A GOLDEN blend of speed and coffee could have helped drive an unusual car into the record books at Elvington.
The car-puccino successfully set a land speed record at the airfield for a vehicle powered by burning waste, reaching a pedal-to-the-metal milestone of 66mph.
Dried pellets of coffee grounds powered the old Rover, driven by Martin Bacon, who runs Teesdale Conservation Volunteers in Durham.
The record has yet to be confirmed by Guinness World Records.
The coffee-powered car uses a process called gasification, which Mr Bacon, from County Durham, said was used in World War II because of the lack of fuel.
He said he needed an old car because the process needs a carburettor.
“The trouble with a lot of modern cars is that they’ve got far too many sensors on, they’re all fuel-injection,” he said.
Speaking about the record, in which he had to successfully compete two runs to have any chance of it being authenticated by Guinness, he said: “I’m over the moon, obviously it’s fraught with problems running a car on coffee so it’s not the easiest thing in the world by any imagination.
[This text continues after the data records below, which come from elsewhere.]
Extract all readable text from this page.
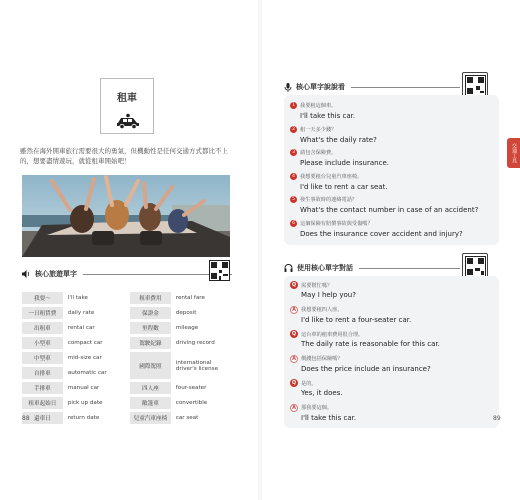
租車
雖然在海外開車旅行需要很大的勇氣，但機動性是任何交通方式都比不上的，想要盡情遊玩，就從租車開始吧！
核心旅遊單字
我要～	I'll take		租車費用	rental fare
一日租賃費	daily rate		保證金	deposit
出租車	rental car		里程數	mileage
小型車	compact car		駕駛紀錄	driving record
中型車	mid-size car		國際駕照	international driver's license
自排車	automatic car			
手排車	manual car		四人座	four-seater
租車起始日	pick up date		敞篷車	convertible
還車日	return date		兒童汽車座椅	car seat
88
交通工具
核心單字說說看
1 我要租這個車。
I'll take this car.
2 租一天多少錢？
What's the daily rate?
3 請包含保險費。
Please include insurance.
4 我想要租台兒童汽車座椅。
I'd like to rent a car seat.
5 發生事故時的連絡電話？
What's the contact number in case of an accident?
6 這個保險有賠償事故與受傷嗎？
Does the insurance cover accident and injury?
使用核心單字對話
Q 需要幫忙嗎？
May I help you?
A 我想要租四人座。
I'd like to rent a four-seater car.
Q 這台車的租車費用很合理。
The daily rate is reasonable for this car.
A 價錢包括保險嗎？
Does the price include an insurance?
Q 是的。
Yes, it does.
A 那我要這個。
I'll take this car.	89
“We’ve had some serious problems with this car, it was cheap second hand.”
Nicknamed ‘The Expresso’, the 1974 Rover was bought for just £250. They conducted a test run at Elvington last month but wet weather put a dampener on their attempts to reach the required record speed.
Last year he drove a coffee-powered 1988 VW Scirroco from London to Birmingham, breaking the record for the longest journey.
The used coffee granules are made into pellets which are then burned and a flammable gas drawn off.
The car uses this gas as it is produced, although Mr Bacon said the exhaust smells “like a house fire” rather than coffee.
He said the record attempt was partly “a bit of fun” but also intended to make a serious point that waste can produce energy.
The car will now be used as an educational tool and taken around schools.